Writer Anya Jaremko-Greenwold ticked off a variety of possible reasons for this changing attitude: Worries about potential adverse health effects from alcohol, and, conversely, the lure of a growing universe of alternatives including craft beers, creative cocktails, and even a growing range of hard seltzers and canned drinks.
“If you haven’t been reading about the dire forecasts for the future of the wine industry, or listening to podcasts about it, then you must currently be living under a rock. The sales data do not currently look good, and there seems to be no immediate reason why they should improve, in either the short term or the long term.”
–David Morrison’s The Wine Gourd
“Although wine is the overwhelming choice among those 65 and older.” New York Times wine critic Eric Asimov wrote in a 2022 report, “it is not the choice of younger people.
Asimov cited a troubling report on generational buying shifts in Silicon Valley Bank’s annual State of the U.S. Wine Industry report, which concluded, “falling interest in wine among younger consumers, coupled with the encroaching retirement and decreasing wine consumption of baby boomers, poses a primary threat to the business. That issue has yet to be addressed or solved, and the negative consequences are increasingly evident.”
In a Harris poll on beverage preferences, Asimov reported, “Wine was the overwhelming choice among those 65 and older. The top choice was roughly split between wine and beer for those 35 to 64, with the other options trailing in the distance. But people ages 21 to 34 were almost evenly split among five options, with cider trailing. … Wine simply is not preferred by younger people.”
“One unsurprising reason younger people are avoiding wine is the cost,” said The Week. “Good wine is generally more expensive than beer or spirits, and millennials notably have less disposable income, less job security, and more student loan debt than their parents did.”
Have we been here before? When Boomers were in their 20s, we thought of wine — if we did at all — as high-octane swill hidden in brown-paper bags, or stuff wealthy wine snobs sniffed: fancy Bordeaux or Burgundy we couldn’t afford and wouldn’t want anyway.
But then the foodie revolution happened: Julia Child’s The French Chef got us interested in serious cooking. James Beard, Craig Claiborne, Pierre Franey, Marcella Hazan changed our understanding. And we learned to enjoy wine with meals: Lambrusco and Chianti with pizza came first. Then we found Bordeaux and Burgundies that werens that weren’t so expensive, and we realized California wine wasn’t all cheap or boring. Robert Parker and publications like Wine Spectator came along to serve this new market, and soon quite a few of us were loving wine.

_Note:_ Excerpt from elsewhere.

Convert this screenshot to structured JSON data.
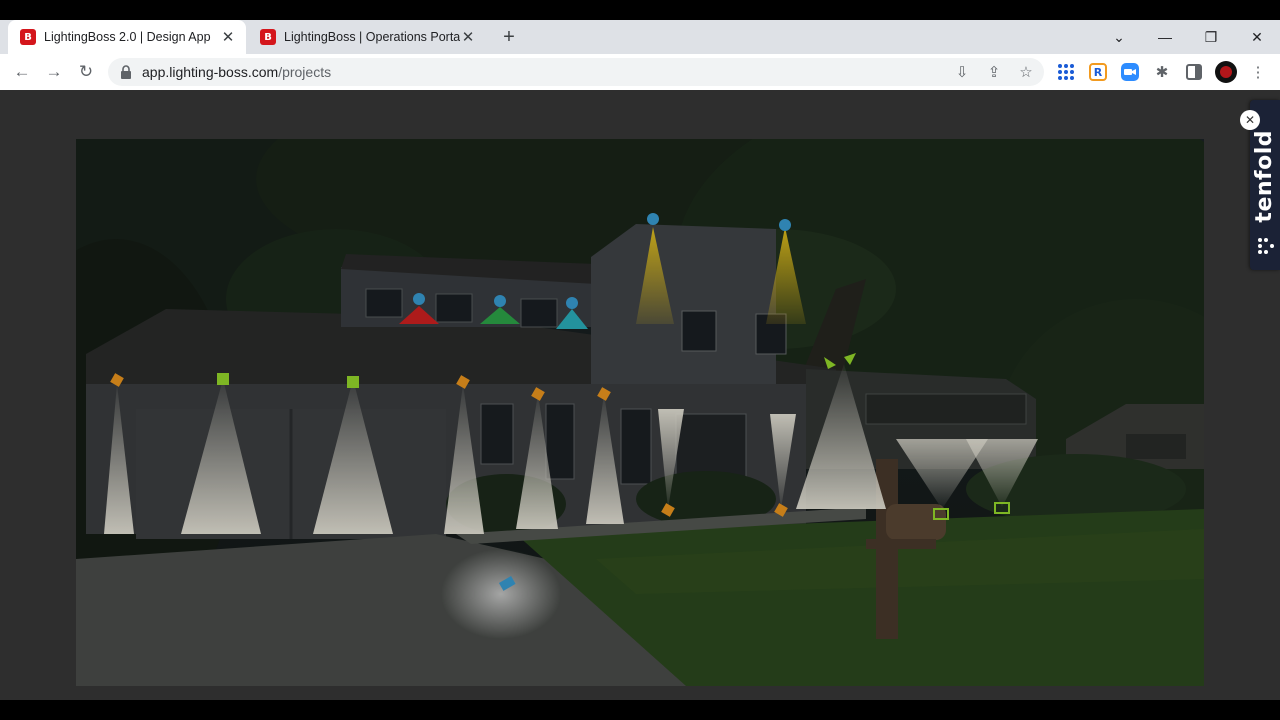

Will younger generations eventually follow a similar path? I suspect they will, but it may be a rough road for the wine industry until that evolution happens. Meanwhile I’ll continue my road of seeking good-quality wines that don’t command a price that’s unrealistic for me, and I hope you’ll come along regardless of the year of your birth.
I’d love to hear your thoughts on this, whether you’re a geezer or a whippersnapper or somewhere in-between. Please reply to this post or join us in Substack Chat: Do you think your age group influences your approach to wine?
Today’s featured wine, Château Saint André Corbin 2022 St-Georges-St-Emilion, offers a case in point. At a retail price in the upper $20s, it’s not a cheap quaffer. But it takes us back to Bordeaux at a price that’s reasonable for an occasion as casual as a weekend dinner, at a price well short of the trophy range.